Earth, Moon, Sun Rotation

The last piece of the coding homework for this week was to model the moon orbiting the Earth, which in turn was orbiting the Sun. We were given a a matrix representing the total transformation being performed on the Earth, the offset from earth, and the angle of rotation. In order to do this we need to rotate the moon around the $z-axis$ (since we are living in the $xy-plane$) and translate the moon away from the Earth.

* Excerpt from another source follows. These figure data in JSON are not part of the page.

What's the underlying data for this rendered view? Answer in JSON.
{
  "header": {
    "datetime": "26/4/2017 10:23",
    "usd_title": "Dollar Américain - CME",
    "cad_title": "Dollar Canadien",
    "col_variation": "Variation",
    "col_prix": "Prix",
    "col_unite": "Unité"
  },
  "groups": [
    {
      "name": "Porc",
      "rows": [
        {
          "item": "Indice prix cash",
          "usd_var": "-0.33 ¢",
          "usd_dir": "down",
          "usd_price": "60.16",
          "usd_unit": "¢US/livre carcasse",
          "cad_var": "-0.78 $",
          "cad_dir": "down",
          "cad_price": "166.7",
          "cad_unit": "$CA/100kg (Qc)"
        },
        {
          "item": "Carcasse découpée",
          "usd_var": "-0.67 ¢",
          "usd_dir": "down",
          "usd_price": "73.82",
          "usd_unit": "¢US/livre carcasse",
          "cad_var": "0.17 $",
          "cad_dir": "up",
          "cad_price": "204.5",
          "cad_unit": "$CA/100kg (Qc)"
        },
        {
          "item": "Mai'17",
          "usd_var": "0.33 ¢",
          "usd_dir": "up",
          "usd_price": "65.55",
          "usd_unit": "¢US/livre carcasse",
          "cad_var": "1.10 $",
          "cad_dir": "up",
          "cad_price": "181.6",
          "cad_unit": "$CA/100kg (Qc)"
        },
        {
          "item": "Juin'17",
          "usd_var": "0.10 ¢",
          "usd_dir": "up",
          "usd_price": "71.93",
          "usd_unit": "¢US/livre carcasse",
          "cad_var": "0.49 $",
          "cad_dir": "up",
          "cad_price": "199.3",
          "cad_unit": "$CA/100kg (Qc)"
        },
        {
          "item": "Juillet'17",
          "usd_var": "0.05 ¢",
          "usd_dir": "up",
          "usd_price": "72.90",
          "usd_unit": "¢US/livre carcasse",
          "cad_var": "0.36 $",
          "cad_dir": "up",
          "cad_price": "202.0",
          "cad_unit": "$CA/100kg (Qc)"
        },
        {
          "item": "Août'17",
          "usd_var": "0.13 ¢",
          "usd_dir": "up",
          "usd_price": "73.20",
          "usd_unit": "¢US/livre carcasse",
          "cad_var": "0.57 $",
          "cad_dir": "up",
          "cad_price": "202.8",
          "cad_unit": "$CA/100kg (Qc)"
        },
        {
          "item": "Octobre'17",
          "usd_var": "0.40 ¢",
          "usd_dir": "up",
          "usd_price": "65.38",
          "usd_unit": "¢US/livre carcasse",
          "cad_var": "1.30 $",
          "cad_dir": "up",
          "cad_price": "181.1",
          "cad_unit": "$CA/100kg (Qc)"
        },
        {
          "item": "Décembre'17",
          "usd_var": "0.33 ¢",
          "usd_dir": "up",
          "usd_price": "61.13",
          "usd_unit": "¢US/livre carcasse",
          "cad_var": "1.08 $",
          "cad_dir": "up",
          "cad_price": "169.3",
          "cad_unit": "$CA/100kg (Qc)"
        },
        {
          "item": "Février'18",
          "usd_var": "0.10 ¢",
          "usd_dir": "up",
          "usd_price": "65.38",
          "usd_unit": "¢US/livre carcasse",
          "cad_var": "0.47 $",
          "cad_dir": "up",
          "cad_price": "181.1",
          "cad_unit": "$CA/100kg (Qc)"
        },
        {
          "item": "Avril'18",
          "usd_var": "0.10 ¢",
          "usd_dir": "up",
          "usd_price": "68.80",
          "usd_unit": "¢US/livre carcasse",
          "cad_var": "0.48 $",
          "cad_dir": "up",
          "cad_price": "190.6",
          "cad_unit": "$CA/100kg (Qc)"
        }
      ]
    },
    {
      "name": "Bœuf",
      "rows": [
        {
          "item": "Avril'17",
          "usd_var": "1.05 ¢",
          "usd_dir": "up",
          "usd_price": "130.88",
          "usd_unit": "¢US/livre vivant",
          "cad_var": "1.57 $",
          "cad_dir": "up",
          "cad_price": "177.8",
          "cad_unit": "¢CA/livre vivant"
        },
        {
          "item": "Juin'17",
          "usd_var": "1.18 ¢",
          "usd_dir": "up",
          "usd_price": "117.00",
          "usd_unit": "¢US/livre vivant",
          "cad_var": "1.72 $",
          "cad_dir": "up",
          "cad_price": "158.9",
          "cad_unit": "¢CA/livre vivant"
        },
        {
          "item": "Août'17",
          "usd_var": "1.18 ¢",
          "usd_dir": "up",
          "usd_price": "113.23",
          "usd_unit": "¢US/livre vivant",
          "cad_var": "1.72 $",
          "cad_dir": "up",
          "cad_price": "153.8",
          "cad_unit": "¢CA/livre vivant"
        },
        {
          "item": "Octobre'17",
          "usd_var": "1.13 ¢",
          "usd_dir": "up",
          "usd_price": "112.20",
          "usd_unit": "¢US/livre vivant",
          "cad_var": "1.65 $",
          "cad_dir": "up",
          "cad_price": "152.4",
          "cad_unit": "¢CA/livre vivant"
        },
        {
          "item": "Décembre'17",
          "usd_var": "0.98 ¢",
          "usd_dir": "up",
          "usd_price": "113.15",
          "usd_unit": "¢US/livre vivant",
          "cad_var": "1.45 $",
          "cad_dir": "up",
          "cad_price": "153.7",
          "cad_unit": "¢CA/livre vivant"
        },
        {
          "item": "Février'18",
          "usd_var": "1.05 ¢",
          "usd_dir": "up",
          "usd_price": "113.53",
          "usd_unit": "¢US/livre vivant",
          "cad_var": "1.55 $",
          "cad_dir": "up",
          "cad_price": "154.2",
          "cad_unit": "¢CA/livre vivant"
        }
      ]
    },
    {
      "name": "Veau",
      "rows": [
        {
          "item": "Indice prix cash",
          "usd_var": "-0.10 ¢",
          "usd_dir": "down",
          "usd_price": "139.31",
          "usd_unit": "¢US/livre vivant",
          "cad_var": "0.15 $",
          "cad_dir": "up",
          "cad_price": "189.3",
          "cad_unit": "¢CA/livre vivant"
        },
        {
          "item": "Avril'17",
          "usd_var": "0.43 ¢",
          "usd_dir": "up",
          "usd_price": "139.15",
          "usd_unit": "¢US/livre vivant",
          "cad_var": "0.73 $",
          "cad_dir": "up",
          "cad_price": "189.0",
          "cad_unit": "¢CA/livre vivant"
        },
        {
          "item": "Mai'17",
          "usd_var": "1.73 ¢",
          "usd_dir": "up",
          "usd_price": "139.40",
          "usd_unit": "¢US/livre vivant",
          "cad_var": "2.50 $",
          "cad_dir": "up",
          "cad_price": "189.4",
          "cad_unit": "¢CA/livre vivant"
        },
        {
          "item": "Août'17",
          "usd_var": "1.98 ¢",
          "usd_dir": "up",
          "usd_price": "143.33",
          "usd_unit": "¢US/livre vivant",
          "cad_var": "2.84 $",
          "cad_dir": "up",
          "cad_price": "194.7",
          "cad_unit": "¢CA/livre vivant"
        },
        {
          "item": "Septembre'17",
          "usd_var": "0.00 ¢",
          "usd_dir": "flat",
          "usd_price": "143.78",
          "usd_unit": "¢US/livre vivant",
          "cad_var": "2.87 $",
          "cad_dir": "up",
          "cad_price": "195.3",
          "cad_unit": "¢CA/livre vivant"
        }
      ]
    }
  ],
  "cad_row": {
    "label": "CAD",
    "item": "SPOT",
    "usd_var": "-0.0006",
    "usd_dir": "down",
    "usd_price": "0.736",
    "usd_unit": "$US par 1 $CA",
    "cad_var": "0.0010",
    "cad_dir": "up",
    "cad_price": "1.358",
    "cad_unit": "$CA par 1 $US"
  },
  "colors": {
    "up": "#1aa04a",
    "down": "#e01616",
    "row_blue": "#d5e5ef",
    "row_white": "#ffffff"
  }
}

Below is some pseudo code of how to implement it.

function createMoonMatrix(currentRotationAngle, offsetFromEarth, earthTransform) {
    Create a Matrix4 to hold the moons transformation
    Create a rotation matrix around the z axis with currentRotationAngle
    Create a translation matrix with offsetFromEarth in the x and y directions and 0 in the z

    Multiply the moon matrix by earthTransform
    Multiply the moon matrix by the rotation matrix
    Multiply the moon matrix by the translation matrix and return it
}

WEEEEEEEEEE!
This was multiplied in reverse order.

That looks more like what we wanted!